Wednesday, August 27, 2014

Dungeon Saga: Dice Mechanics Probability Analysis

Anyone who follows this blog will know that I have an interest in the probabilities in Gaming.  I have my Math Hulk series where I examined the attacks in Space Hulk for all the possible interactions.  I played around with an X-wing attack calculator and even calculated how many missiles to the center of a Razorback before the advent of hull points.  Today I am going to look at the Dungeon Saga dice mechanics.

Mantic's new Dungeon Saga game has an interesting Attack mechanic.  The attacker rolls his attack value 6 sided dice and the defender rolls his own number of attack value dice.  They then both compare those to the defenders armor.  After removing all the dice the do not beat the defenders armor, the attacker and defender compare their remain dice against each other one by one starting with the highest.  For each comparison, attacker needs to beat the defender value to score 1 success and gets 1 success for each extra die he has that beat the armor value than the defender does.  For example the Ranger attacks a Skeleton,  the ranger has 3 attack dice, the skeleton has 2 with an armor value of 2.  The ranger gets a 3, 5, and 4 while the skeleton gets a 6 and a 2.  All of the Rangers attack dice beat the 2 armor so his ordered dice are 5,4,3 while the skeleton on beat the armor with the 6.  Doing the ordered comparison, the Skeletons 6 beats the Rangers 5, but the skeleton has do dice left to compare with the Rangers 4 and 3 so the Ranger gets 2 successes against the skeleton.

The attacker than takes his success to a table based on the defender type to see what happens.  In the above case with the Skeleton defender 0-1 successes have no effect, 2 successes convert the skeleton to a Pile of Bones, and 3 success destroy the skeleton.  The Ranger netted 2 successes so he fragments the skeleton back to a Pile of Bones but it can still be raised back up later to cause him problems.
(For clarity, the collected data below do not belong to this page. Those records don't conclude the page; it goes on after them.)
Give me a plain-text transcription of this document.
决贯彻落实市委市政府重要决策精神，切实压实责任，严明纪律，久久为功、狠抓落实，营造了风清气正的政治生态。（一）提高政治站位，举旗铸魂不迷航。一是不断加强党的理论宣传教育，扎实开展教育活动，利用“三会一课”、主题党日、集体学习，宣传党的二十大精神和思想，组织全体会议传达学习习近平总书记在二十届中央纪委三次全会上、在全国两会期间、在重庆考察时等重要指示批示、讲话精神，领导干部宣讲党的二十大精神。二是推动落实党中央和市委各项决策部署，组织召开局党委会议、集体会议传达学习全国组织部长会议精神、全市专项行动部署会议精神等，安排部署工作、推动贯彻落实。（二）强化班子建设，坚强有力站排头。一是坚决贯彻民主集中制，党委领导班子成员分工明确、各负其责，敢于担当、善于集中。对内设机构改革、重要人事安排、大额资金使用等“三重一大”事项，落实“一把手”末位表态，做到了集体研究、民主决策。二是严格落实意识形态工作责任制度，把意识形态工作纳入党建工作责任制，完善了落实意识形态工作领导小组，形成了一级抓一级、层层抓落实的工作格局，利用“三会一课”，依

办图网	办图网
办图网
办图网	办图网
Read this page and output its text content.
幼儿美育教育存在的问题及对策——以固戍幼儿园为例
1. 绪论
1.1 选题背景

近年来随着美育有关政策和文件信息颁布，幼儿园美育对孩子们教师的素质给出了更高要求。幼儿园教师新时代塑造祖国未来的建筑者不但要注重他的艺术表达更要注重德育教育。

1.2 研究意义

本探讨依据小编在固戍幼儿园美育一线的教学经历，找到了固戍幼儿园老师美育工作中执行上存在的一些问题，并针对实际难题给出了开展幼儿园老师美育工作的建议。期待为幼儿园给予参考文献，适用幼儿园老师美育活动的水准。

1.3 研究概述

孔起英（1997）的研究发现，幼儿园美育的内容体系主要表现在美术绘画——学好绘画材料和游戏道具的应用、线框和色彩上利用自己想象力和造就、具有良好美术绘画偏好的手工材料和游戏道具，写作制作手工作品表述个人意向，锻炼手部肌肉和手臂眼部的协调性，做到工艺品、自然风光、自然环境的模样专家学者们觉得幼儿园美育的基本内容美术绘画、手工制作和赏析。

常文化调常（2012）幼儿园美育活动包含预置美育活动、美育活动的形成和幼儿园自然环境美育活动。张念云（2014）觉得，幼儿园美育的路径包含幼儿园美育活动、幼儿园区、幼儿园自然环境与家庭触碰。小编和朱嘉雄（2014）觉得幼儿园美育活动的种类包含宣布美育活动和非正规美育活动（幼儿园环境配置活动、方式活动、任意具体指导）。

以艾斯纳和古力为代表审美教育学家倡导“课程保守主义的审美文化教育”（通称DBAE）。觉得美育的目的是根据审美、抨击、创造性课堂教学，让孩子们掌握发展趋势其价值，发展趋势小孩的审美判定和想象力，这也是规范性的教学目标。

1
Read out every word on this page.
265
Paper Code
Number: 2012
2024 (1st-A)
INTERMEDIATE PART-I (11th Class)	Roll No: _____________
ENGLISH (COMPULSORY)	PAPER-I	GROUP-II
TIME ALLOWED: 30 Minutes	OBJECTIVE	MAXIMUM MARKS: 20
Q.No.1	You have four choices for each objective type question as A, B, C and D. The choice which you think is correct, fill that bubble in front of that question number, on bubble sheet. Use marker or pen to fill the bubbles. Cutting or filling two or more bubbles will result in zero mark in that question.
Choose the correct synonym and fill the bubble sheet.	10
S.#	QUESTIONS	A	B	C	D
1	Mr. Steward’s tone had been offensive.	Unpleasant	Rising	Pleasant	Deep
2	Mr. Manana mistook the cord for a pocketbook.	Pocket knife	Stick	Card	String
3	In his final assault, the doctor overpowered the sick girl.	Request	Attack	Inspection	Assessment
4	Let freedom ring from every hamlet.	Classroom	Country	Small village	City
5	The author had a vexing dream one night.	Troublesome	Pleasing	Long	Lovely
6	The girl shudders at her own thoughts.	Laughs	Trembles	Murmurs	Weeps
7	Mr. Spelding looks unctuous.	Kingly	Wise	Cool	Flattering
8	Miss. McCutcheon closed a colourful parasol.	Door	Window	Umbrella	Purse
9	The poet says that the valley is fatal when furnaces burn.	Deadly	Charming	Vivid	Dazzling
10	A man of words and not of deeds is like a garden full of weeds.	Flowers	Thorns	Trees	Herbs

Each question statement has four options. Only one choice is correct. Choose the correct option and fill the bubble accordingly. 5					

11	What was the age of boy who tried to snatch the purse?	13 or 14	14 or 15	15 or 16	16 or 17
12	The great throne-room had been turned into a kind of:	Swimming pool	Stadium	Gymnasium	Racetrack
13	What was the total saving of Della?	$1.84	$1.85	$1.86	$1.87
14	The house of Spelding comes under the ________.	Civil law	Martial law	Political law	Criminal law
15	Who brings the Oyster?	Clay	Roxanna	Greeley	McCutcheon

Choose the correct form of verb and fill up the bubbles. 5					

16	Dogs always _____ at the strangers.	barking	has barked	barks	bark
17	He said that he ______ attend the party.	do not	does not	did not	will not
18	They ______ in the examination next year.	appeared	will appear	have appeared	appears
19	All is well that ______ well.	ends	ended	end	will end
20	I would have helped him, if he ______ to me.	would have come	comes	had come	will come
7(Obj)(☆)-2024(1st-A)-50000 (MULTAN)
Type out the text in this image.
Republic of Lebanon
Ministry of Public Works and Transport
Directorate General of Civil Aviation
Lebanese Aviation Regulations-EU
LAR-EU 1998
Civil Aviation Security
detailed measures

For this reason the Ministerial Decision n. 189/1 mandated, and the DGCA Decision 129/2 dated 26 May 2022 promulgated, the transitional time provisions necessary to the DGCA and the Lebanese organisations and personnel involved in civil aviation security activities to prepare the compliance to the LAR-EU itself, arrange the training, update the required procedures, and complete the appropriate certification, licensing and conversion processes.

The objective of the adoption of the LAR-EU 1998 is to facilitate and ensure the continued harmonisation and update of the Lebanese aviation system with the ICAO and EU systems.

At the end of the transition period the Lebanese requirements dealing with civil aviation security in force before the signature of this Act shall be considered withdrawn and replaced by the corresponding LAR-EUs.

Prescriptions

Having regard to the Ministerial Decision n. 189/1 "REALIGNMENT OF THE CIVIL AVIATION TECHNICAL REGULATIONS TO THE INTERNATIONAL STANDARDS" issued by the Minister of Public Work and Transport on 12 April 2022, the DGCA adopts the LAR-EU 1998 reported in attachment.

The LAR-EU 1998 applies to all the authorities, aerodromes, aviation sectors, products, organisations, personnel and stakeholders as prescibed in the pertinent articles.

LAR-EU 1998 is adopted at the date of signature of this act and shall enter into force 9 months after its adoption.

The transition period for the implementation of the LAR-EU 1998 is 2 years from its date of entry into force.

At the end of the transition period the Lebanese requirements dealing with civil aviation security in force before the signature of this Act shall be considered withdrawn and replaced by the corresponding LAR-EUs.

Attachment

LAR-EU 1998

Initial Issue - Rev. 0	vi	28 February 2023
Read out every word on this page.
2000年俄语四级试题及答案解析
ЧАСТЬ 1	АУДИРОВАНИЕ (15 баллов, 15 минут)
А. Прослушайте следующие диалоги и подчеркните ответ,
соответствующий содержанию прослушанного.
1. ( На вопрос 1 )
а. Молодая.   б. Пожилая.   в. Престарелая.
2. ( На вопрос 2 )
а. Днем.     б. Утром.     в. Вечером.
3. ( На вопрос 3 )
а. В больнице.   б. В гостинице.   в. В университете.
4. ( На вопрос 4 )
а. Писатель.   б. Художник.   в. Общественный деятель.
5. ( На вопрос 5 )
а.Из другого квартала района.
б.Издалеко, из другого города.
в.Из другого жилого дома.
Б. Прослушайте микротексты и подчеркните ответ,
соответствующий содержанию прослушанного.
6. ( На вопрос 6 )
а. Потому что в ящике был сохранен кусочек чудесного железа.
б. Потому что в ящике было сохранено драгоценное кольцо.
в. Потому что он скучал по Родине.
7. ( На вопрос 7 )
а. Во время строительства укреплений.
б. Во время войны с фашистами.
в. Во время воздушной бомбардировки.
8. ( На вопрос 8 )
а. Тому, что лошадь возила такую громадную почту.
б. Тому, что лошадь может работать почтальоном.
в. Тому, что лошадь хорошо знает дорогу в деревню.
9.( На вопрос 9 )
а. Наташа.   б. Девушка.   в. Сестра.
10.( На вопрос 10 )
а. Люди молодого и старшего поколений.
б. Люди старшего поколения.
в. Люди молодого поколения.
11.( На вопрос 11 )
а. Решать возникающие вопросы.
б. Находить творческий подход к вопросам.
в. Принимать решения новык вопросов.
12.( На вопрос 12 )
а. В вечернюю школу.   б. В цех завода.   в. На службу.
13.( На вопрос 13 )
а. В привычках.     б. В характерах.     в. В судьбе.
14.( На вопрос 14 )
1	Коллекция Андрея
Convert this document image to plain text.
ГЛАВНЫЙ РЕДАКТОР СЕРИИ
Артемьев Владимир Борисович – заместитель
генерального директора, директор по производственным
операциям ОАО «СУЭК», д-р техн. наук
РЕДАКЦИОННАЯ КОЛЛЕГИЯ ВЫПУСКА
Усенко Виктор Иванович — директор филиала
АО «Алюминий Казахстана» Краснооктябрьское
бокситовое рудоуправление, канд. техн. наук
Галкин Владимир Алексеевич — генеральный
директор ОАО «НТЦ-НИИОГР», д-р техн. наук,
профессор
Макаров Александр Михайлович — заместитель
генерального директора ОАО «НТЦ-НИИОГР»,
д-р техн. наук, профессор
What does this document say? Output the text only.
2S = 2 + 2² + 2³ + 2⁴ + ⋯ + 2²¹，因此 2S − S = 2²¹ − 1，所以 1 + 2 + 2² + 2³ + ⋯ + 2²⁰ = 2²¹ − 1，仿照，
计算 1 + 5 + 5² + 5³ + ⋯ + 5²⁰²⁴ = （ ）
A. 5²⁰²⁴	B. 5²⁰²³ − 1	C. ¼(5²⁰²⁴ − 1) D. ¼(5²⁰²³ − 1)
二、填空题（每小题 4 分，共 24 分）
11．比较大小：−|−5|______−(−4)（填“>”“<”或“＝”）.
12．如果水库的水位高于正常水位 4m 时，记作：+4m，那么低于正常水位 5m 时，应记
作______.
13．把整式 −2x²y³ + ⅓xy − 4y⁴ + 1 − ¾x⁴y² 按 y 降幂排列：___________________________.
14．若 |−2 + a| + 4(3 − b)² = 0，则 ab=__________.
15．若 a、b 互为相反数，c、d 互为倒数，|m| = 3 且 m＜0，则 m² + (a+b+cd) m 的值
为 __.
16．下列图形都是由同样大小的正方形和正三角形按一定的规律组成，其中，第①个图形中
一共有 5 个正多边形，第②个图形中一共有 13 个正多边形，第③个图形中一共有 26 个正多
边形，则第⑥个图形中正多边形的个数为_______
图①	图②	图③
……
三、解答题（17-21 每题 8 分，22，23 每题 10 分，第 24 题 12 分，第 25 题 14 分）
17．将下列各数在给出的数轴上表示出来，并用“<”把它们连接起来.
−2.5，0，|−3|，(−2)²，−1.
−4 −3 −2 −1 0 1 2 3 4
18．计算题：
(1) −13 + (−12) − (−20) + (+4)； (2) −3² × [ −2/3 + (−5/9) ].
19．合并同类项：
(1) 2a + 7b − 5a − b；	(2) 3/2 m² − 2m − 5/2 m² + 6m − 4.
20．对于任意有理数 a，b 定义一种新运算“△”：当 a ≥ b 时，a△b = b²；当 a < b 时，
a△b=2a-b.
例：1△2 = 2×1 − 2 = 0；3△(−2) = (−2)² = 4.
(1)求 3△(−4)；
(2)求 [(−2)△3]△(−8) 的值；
Now these dice mechanics are interesting in that it is quite tedious to calculate the probabilities analytically.   In the above example, if you wanted to calculate the probability of 1 success than you need to find all the dice combinations for the Ranger and Skeleton that yield 1 success after the two stages of comparison.  For example 3,2,1 vs 2,1 yields 1 success but so 6,6,2 vs 6,2 as how both sets interact determines the results.  Since there are 7776 different combinations for the 5 (3+2) dice rolled in determining the attack results tabulating all their results and chances of occurring would just not be fun.  It is much better to use a computer program to simulate the attack process since you just code up the comparisons and it automatically can keep track of how often a final result occurs.  Run it in a loop a billion times and you get pretty accurate probabilities.  So I did that and tested a couple of examples.

First up we look at the number of Attack Dice affect on the basic Skeleton with his 2 dice and 2 Armor.  The Heroes attack dice vary from 2 to 5.  The scaling seems pretty reasonable with each additional attack die after 2 netting about 20% to the destroyed result and the conversion to pile of bones rate seems to always be about 20-30%.   In the current form of the alpha this information is not that handy since the Heroes each really only have 1 attack that makes sense to use (Wizard Attack Spell with 5 dice way better than his 2 dice staff attack).

Now the Heroes have a different table to see what attacks against them do.  Any successes by the bad guys nets 1 damage to them.  This threshold type setting means that while the wizards with his 2 attack dice and 1 armor is more likely to be hurt by the skeleton than the 5 dice and 4 armor dwarf the difference is not as much as you would expect for such different sets of values with him being hurt ~60% compared to the dwarf's ~20%.

Overall the mechanics seem pretty interesting numerically which when combined with the tables can yields some nice variance but one has to avoid making the tables to complicated such that players do not just have them memorized after 1 or 2 run throughs.  Currently the are pretty simple and this is not a problem but they have added a lot of new monsters not covered in the alpha yet.  I am probably the only person though who cares about the probability structures in games that they do not own and will not actually be released for a year.


  1. I don't believe you are the only one, I have done the same calculations (and do it with ever game I get hold of rules for!). I ended up calculating precise values, and allowing larger ranges for examining upcoming monsters but come to the same conclusions as you. You did however make me get off my backside and start my own blog so as to argue dice in a range of games.

    1. I did the space hulk game analytically but found that when I got to certain special rule affects that it got somewhat ugly when decisions come into play. For example in dungeon saga if he puts in a rule that allows a die to be rerolled, it breaks the independence of the two sides die rolls. Pretty much any type of modification to the basic structure can be added to the monto carlo with very low effort.

      I calculated way larger ranges and really have no limit but generally like to represent things as graphs so I try to just present a narrow range of results to check for interest. Neither this or my X-wing stuff real drew much so did not really seem worth it to graph up and present a large range of events that people did not appear to care much about.

  2. Regardless I appreciate the effort. And I have had a good time looking through your other articles as you have an easy to read style, and I haven't been able to spend enough time down at the local games shop recently.